Friday, July 10, 2009

Green Binoculars

When I was growing up we were always a camping, hiking, outdoorsy kind of family. We didn’t do big summer vacations, we did camping trips. We have visited every waterfall (and trickle) in the state of Michigan and surrounding areas. We’ve climbed the sand dunes, sang campfire songs and even played checkers with the Black Bears at the dump (Hi Limpy!).

Since I got all of that out of my system before I had my own children, I never did it again. Thankfully, Marisa went camping with Girl Scouts (and Kathy) and Adam went with friends from Baseball.
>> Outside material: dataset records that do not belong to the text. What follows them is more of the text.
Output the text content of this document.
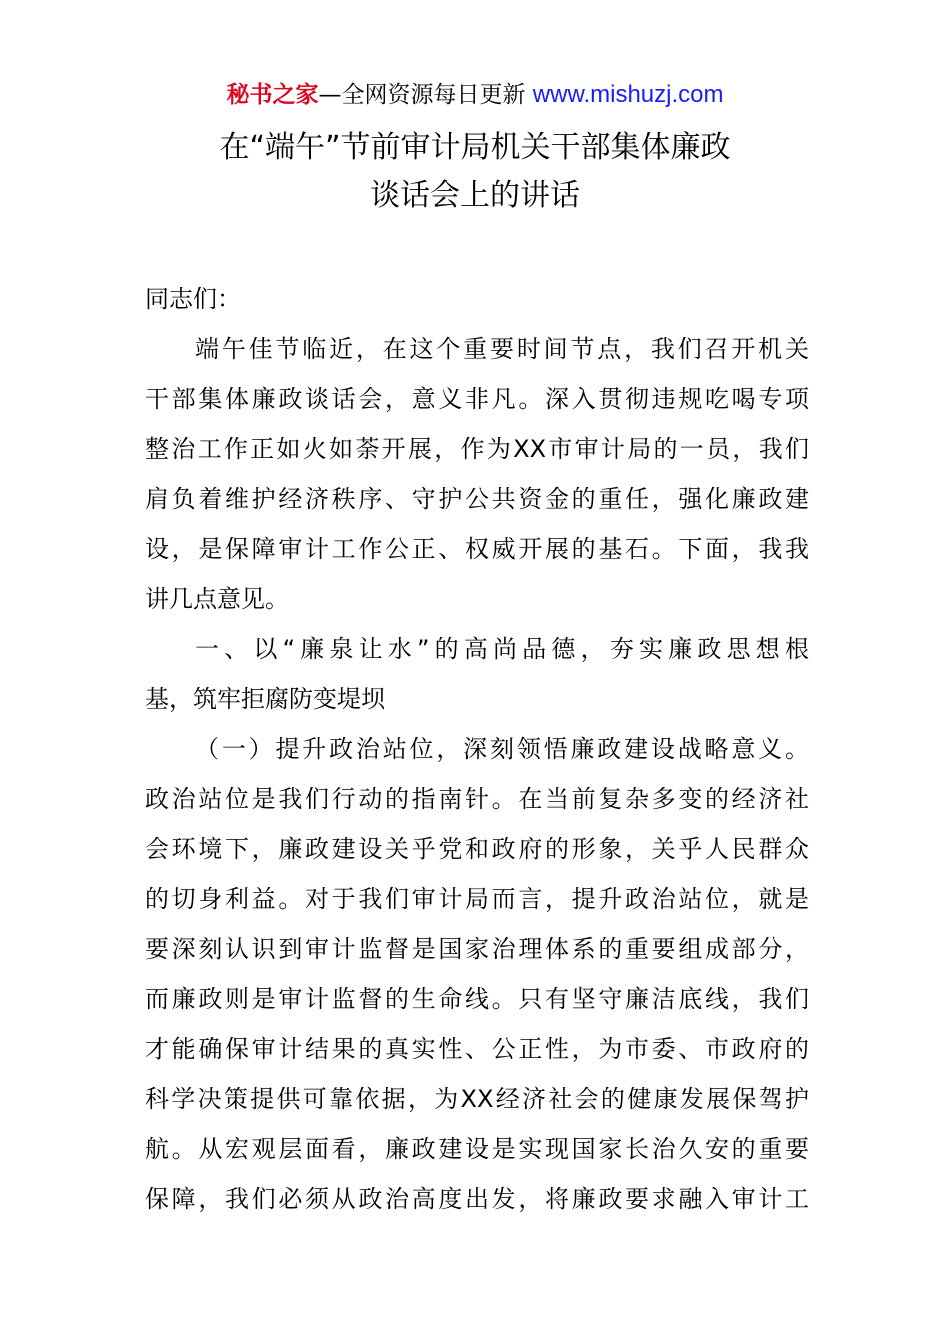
秘书之家—全网资源每日更新 www.mishuzj.com
在“端午”节前审计局机关干部集体廉政
谈话会上的讲话
同志们：
端午佳节临近，在这个重要时间节点，我们召开机关
干部集体廉政谈话会，意义非凡。深入贯彻违规吃喝专项
整治工作正如火如荼开展，作为XX市审计局的一员，我们
肩负着维护经济秩序、守护公共资金的重任，强化廉政建
设，是保障审计工作公正、权威开展的基石。下面，我我
讲几点意见。
一、以“廉泉让水”的高尚品德，夯实廉政思想根
基，筑牢拒腐防变堤坝
（一）提升政治站位，深刻领悟廉政建设战略意义。
政治站位是我们行动的指南针。在当前复杂多变的经济社
会环境下，廉政建设关乎党和政府的形象，关乎人民群众
的切身利益。对于我们审计局而言，提升政治站位，就是
要深刻认识到审计监督是国家治理体系的重要组成部分，
而廉政则是审计监督的生命线。只有坚守廉洁底线，我们
才能确保审计结果的真实性、公正性，为市委、市政府的
科学决策提供可靠依据，为XX经济社会的健康发展保驾护
航。从宏观层面看，廉政建设是实现国家长治久安的重要
保障，我们必须从政治高度出发，将廉政要求融入审计工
So now when I think of binoculars I think of going to baseball games and using them to check out the celebrities in the crowd and getting a close up of Andre Eithier (GO DODGERS!). But even if you are not using binoculars for an “outdoorsy” reason doesn’t mean you don’t want to use the best. And when the best is eco friendly as well, then of course, it is a no brainer.

The Nikon Ecobins 10x25 binoculars are designed from top to bottom with the latest eco friendly features while still maintaining the highest level of optics that make Nikon world-famous.

The Ecobins binoculars feature Eco-Glass lead-free and arsenic-free lenses and prisms. Additionally, only non-chloride rubber and no harmful inks or dyes are used during production. The carrying case and the binocular strap that come with the Ecobins binoculars are made from a fully biodegradable Lenzing TENCEL fiber. The TENCEL fiber is derived from wood pulp of sustainable eucalyptus forests and utilizes an innovative manufacturing process with minimal waste. Even the packaging of Nikon Ecobins is environmentally friendly! The product box is constructed from recyclable Fiber Stone paper. This paper is completely Tree-Free and is made from limestone collected as waste material from existing quarries for the building and construction industry. Production of the Fiber Stone “paper” uses no water or bleaching chemicals and releases zero pollution into the air.

Following the Nikon standards, the Ecobins 10x25 binoculars’ compact, rugged, waterproof and fog proof construction provide total confidence in any situation. Other premium optics features include a spherical eyepiece lenses that provide distortion-free viewing, internal blackening to minimize light loss and multi-coated lenses that offer maximum brightness, contrast and true color.

So when you get down to it, why not use the Nikon Green Binoculars when you are trying to catch a glimpse of Manny Ramirez in the outfield, or Alyssa Milano in the stands.
Reblog this post [with Zemanta]


  1. I was with you right up until the point where they cost $200. Why is going green so damn expensive.

  2. Erika,
    At least you get a pair of binoculars. There are other aspects of going green in which there is no gain. (Unless you count saving the planet.)